No estudo que incidiu na determinação da prevalência da deficiência de PK no
continente Africano (realizado em Moçambique), esta revelou-se elevada - 4,1% - sendo
o valor mais elevado descrito até ao momento a nível mundial para esta enzimopatia. Na
pesquisa de mutações que pudessem estar na causa deste fenótipo (baixa actividade de
PK), foi identificada uma mutação não sinónima 829G>A (277Glu>Lys),
significativamente associada à baixa actividade enzimática. Esta mutação foi também
identificada em Angola, São Tomé e Príncipe e Guiné Equatorial, onde a frequência de
portadores heterozigóticos foi entre 2,6 e 6,7% (valores que se encontram entre os mais
elevados descritos globalmente para mutações associadas à deficiência em PK). Não foi
possível concluir acerca da associação entre a deficiência de PK e o grau de severidade
da malária e da associação entre o alelo 829A e a mesma, devido ao baixo número de
amostras.
Os resultados dos ensaios de invasão/maturação do parasita sugeriram que, nos GV com
deficiência de PK ou G6PD, a invasão (onde está envolvida a membrana do GV
hospedeiro e o complexo apical do parasita) é mais relevante para a eventual protecção
contra a malária do que a maturação. Os resultados da análise proteómica revelaram
respostas diferentes por parte do parasita nas duas condições de crescimento (GV com
deficiência de PK e GV com deficiência de G6PD). Esta resposta parece ser
proporcional à gravidade da deficiência enzimática. Nos parasitas que cresceram em GV
deficientes em G6PD (provenientes de um indivíduo assintomático), a principal
alteração observada (relativamente às condições normais) foi o aumento do número de
proteínas de choque térmico e chaperones, mostrando que os parasitas responderam às
condições de stress oxidativo, aumentando a expressão de moléculas de protecção. Nos
parasitas que cresceram em condições de deficit de PK (GV de indivíduo com crises
hemolíticas regulares, dependente de transfusões sanguíneas), houve alteração da
expressão de um maior número de proteínas (relativamente ao observado em condições
normais), em que a maioria apresentou uma repressão da expressão.
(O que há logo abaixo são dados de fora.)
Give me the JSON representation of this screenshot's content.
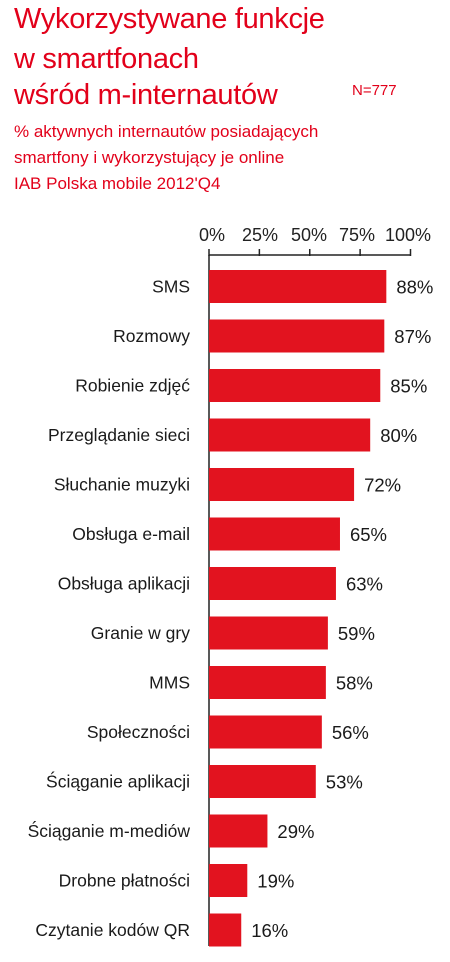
{
  "title_lines": [
    "Wykorzystywane funkcje",
    "w smartfonach",
    "wśród  m-internautów"
  ],
  "sample_note": "N=777",
  "subtitle_lines": [
    "% aktywnych internautów posiadających",
    "smartfony i wykorzystujący je online",
    "IAB Polska mobile 2012'Q4"
  ],
  "colors": {
    "accent": "#e2001a",
    "bar": "#e2131f",
    "axis": "#222222"
  },
  "chart_data": {
    "type": "bar",
    "orientation": "horizontal",
    "xlim": [
      0,
      100
    ],
    "ticks": [
      "0%",
      "25%",
      "50%",
      "75%",
      "100%"
    ],
    "tick_values": [
      0,
      25,
      50,
      75,
      100
    ],
    "categories": [
      "SMS",
      "Rozmowy",
      "Robienie zdjęć",
      "Przeglądanie sieci",
      "Słuchanie muzyki",
      "Obsługa e-mail",
      "Obsługa aplikacji",
      "Granie w gry",
      "MMS",
      "Społeczności",
      "Ściąganie aplikacji",
      "Ściąganie m-mediów",
      "Drobne płatności",
      "Czytanie kodów QR"
    ],
    "values": [
      88,
      87,
      85,
      80,
      72,
      65,
      63,
      59,
      58,
      56,
      53,
      29,
      19,
      16
    ],
    "value_labels": [
      "88%",
      "87%",
      "85%",
      "80%",
      "72%",
      "65%",
      "63%",
      "59%",
      "58%",
      "56%",
      "53%",
      "29%",
      "19%",
      "16%"
    ],
    "grid": false
  }
}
Os processos
biológicos mais representados nesta resposta do parasita foram a digestão da
hemoglobina e a troca de proteínas entre hospedeiro e parasita/remodelação da
superfície do GV. Além disso, uma elevada percentagem destas proteínas com
expressão alterada está relacionada com as fendas de Maurer, que desempenham um
papel importante na patologia da infecção malárica. É colocada a hipótese de que a
protecção contra a malária em GV deficientes em PK está relacionada com o processo
de remodelação da membrana dos GV pelo parasita, o que pode condicionar a invasão
por novos parasitas e a própria virulência da malária. Os resultados da análise do
proteoma dos GV contribuirão para confirmar esta hipótese.